Counsel correctly argues that Skelton has not presented any issue which fits these criteria. Skelton’s total offense level was 15, his Criminal History Category score was VI, and the resulting guidelines range was 41-51. Thus, Skelton’s sentence of 41 months was within the applicable guidelines range.

However, Skelton correctly argues that his supervised release should not have been ordered to run consecutively to his previously imposed term of supervised release. Although Skelton raised this issue as part of his ineffective assistance of counsel claim, it is more properly construed as an appellate challenge to his sentence. Any term of supervised release imposed by a sentencing court is to run concurrently with any other term of supervised release imposed.
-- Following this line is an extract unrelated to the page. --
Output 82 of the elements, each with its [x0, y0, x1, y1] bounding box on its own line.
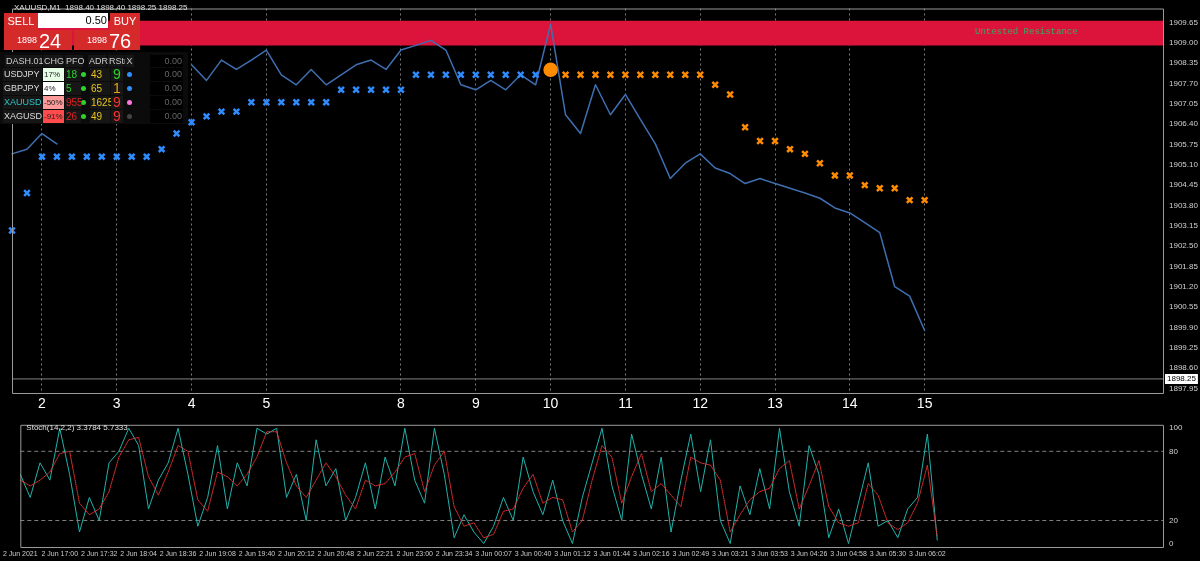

See 18 U.S.C. § 3624(e); United States v. Salcido, 29 Fed.Appx. 216, 221, 2002 WL 74450 (6th Cir.2002). Because the district court improperly ordered Skelton’s term of supervised release to be served consecutively to his previously imposed term of supervised release, we conclude that this portion of the sentence should be remanded to the district court for re-sentencing.

Skelton’s ineffective assistance of counsel claim lacks merit. Skelton argues that counsel rendered ineffective assistance because he did not establish that Skelton did not commit the charged offense and because counsel did not file a timely notice of appeal.
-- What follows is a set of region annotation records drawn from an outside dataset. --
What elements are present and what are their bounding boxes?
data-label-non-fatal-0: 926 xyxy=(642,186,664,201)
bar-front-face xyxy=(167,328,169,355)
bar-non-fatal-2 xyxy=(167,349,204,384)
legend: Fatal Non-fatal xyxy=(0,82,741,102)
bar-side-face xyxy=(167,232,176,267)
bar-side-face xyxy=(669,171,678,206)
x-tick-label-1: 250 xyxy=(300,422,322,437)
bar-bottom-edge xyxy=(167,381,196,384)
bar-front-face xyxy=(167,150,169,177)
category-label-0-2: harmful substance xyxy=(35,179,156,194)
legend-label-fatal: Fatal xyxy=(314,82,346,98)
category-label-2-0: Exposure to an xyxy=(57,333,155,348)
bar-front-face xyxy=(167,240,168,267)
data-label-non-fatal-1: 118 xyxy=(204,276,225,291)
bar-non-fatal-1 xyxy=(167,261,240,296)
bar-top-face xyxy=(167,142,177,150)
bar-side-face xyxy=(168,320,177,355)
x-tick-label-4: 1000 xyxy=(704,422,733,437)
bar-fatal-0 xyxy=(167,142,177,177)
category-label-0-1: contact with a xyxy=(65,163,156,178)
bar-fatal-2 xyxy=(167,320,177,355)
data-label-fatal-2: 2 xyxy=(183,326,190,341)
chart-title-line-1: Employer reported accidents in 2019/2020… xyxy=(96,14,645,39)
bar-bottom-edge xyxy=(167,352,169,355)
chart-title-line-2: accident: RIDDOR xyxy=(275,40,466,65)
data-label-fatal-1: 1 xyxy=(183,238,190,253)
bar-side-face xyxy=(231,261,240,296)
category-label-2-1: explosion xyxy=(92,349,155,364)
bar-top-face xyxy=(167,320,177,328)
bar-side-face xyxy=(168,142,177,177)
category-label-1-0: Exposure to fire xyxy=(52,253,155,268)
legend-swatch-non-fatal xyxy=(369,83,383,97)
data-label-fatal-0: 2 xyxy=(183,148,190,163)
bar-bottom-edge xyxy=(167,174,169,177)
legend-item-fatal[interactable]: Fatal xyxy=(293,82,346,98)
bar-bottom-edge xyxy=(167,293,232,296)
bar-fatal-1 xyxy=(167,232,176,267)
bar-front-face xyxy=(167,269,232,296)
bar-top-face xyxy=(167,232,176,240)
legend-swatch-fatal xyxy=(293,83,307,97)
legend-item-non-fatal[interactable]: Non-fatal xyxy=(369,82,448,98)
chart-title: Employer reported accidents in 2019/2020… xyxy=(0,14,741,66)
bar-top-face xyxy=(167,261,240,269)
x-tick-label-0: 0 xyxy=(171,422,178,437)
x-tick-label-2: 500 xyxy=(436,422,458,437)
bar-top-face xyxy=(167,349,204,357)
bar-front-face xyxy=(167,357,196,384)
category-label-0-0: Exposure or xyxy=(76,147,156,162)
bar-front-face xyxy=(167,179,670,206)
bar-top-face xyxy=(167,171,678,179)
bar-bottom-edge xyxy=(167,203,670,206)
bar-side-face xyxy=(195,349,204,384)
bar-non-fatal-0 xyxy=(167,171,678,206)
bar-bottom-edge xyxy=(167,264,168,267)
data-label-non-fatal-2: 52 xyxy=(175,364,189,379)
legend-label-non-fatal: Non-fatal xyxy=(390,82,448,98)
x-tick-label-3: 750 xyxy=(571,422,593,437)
As a general rule, a defendant may not raise ineffective assistance of counsel claims for the first time on direct appeal, since there has not been an opportunity to develop and include in the record evidence bearing on the merits of the allegations. See United States v. Goodlett, 3 F.3d 976, 980 (6th Cir.1993). When the record is adequate to assess the merits of the defendant’s allegations, however, the court will consider them. See United States v. Kincaide, 145 F.3d 771, 785 (6th Cir.1998).

The record in this appeal is adequate to assess the merits of Skelton’s allegations. To establish ineffective assistance of counsel, the petitioner must show that counsel’s performance was deficient and that the deficient performance so prejudiced the defense as to render the trial unfair and the result unreliable. See Strickland v. Washington, 466 U.S. 668, 687, 104 S.Ct. 2052, 80 L.Ed.2d 674 (1984). The reviewing court’s scrutiny of counsel’s performance is highly deferential, and counsel is strongly presumed to have rendered adequate assistance and made all significant decisions in the exercise of reasonable professional judgment. McQueen v. Scroggy, 99 F.3d 1302, 1311 (6th Cir.1996). To satisfy the prejudice prong of the Strickland test, Skelton must show that a reasonable probability exists that, but for counsel’s unprofessional errors, the result of the proceeding would have been different. Id.
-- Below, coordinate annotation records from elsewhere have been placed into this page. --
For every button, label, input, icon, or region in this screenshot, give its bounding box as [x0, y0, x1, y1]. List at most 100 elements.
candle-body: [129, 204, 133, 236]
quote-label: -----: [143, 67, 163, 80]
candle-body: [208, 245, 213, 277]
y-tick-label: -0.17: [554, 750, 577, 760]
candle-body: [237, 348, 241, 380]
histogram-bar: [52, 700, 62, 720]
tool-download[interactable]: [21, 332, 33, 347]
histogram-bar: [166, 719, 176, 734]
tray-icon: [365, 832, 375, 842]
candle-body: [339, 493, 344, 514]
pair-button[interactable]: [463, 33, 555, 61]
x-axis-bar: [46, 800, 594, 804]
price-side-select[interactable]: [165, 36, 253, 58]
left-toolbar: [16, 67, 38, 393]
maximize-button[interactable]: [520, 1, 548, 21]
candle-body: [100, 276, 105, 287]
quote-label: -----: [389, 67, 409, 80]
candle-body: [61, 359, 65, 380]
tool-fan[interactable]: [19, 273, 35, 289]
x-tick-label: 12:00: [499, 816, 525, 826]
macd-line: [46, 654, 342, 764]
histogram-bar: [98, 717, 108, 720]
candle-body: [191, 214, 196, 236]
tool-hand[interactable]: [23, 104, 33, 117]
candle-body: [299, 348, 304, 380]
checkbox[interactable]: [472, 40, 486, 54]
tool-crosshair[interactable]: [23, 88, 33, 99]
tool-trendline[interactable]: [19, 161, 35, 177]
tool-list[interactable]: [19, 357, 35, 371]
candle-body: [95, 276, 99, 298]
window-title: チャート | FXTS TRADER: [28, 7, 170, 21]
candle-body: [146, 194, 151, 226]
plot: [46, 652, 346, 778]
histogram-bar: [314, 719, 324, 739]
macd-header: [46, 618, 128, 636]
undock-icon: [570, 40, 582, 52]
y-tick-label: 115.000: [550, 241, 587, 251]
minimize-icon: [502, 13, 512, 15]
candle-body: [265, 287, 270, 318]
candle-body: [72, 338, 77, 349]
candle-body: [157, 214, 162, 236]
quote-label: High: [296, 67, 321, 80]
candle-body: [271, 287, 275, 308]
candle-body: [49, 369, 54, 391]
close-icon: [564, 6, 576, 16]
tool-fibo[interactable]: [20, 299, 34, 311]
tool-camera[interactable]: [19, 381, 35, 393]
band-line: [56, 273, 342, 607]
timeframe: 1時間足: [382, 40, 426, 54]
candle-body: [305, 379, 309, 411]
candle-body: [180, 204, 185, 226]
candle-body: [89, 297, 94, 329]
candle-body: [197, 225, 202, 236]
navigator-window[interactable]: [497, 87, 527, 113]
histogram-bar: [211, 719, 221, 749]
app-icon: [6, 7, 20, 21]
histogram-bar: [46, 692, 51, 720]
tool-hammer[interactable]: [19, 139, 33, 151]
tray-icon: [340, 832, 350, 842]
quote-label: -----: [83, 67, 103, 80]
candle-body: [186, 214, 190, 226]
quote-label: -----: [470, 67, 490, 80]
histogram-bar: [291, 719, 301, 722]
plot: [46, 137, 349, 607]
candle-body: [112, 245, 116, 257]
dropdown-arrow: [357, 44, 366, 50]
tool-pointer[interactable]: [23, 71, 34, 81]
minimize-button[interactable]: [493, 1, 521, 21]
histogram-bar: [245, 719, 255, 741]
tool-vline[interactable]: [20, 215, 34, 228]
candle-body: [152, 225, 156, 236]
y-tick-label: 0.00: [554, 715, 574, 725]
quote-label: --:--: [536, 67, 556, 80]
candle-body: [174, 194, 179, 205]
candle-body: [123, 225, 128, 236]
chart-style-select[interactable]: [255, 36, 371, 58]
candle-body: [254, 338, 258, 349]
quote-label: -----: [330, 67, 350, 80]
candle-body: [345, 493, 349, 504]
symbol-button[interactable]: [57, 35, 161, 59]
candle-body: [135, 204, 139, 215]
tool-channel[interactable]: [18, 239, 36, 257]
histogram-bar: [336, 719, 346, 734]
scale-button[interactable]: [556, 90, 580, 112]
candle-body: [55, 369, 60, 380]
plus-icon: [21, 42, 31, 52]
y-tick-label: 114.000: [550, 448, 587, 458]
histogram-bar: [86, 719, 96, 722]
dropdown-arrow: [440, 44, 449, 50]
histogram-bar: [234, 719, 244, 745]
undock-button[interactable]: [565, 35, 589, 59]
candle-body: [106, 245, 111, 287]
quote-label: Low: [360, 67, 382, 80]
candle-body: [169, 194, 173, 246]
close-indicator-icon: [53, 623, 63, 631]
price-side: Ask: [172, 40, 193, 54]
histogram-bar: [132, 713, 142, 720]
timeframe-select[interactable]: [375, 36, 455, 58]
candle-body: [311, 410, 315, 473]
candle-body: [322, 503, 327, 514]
Skelton’s allegations of ineffective assistance lack merit. First, counsel’s performance with respect to Skelton’s notice of appeal did not prejudice Skelton because he was granted an extension of time in which to file his notice of appeal. Second, although Skelton now argues that he did not “assault” another inmate because the inmate was not harmed, he clearly admitted that he had threatened the inmate with a broken flourescent light bulb. Counsel attempted to explain Skelton’s understanding of the term “assault” to the *608court. Nonetheless, because Skelton admitted that he had engaged in conduct that constituted an assault, counsel’s performance was not deficient in this regard.

In addition, we have reviewed the record, including the transcripts of the plea and sentencing hearings, and discovered no error warranting reversal of Skelton’s conviction or any additional errors warranting reversal of Skelton’s sentence.

Accordingly, we deny the motion for release pending appeal, grant counsel’s motion to withdraw, affirm the judgment of conviction, and remand the case for re-sentencing with respect to Skelton’s term of supervised release. Rule 34(j)(2)(C), Rules of the Sixth Circuit.